Following the debugging technique of "imagine how something might
happen, then go confirm it," here's a story for how the behavior tye
observes might happen. It involves an imagined implemententation of FreeBSD flock(2), and might provide some guidance for someone who cares to dig into the FreeBSD source.
Assume an OS implementation of flock() that either intentionally or inadvertantly gives priority non-blocking requests. That is, a non-blocking flock() request will be satisfied without unblocking other processes that are waiting to aquire a lock, even though the non-blocking request releases its prior lock first. (Ignore whether this is sensible, and just assume that it's coded that way.)

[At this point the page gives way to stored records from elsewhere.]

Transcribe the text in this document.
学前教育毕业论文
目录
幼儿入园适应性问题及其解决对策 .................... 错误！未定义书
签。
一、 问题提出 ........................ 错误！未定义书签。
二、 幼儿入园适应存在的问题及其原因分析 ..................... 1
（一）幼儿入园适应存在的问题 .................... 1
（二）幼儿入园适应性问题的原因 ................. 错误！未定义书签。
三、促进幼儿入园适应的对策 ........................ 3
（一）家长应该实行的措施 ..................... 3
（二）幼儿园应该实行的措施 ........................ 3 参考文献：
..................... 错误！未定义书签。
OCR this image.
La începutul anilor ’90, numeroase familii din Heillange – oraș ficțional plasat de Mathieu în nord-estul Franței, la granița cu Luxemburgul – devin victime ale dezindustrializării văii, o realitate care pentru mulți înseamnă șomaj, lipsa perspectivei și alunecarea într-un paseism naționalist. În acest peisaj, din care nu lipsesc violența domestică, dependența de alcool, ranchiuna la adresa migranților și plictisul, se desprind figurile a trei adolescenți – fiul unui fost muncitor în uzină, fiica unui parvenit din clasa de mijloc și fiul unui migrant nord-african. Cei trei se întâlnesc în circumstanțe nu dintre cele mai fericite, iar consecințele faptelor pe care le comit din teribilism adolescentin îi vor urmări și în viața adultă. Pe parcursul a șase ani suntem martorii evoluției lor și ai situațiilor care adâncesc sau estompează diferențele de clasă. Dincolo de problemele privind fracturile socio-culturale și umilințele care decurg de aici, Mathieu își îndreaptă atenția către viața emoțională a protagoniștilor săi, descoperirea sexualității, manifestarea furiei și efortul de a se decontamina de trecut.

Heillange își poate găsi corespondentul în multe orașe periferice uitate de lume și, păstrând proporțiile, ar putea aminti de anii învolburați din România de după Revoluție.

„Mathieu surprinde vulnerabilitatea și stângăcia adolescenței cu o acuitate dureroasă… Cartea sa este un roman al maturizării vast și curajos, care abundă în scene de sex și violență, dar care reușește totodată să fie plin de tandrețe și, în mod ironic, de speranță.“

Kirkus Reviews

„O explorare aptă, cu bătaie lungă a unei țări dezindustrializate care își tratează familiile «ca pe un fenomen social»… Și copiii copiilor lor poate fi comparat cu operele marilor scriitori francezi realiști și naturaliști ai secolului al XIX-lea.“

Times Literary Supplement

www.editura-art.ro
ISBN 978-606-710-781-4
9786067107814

Now consider this scenerio: Process A holds a shared lock on F. Process B blocks on a blocking requests to acquire an exclusive lock. Process A makes a non-blocking request to "upgrade" its lock to exclusive. Now, according to the flock(2) man page, this means releasing the shared lock first. But, since the request is a non-blocking one, and since the flock() routine is coded to give priority to non-blocking requests, process A acquires an exclusive lock, even though B was waiting first. B is still blocked. Following the same logic, A can then repetitively "downgrade" the lock to shared, and upgrade to exclusive, all without unblocking B. B is starved until either A makes a blocking flock() request, or A releases the lock by an explicit close or by process termination.
This is how it might happen, given the code tye provides. Can someone with access to FreeBSD sources (and the will to use them) confirm whether this is what's going on?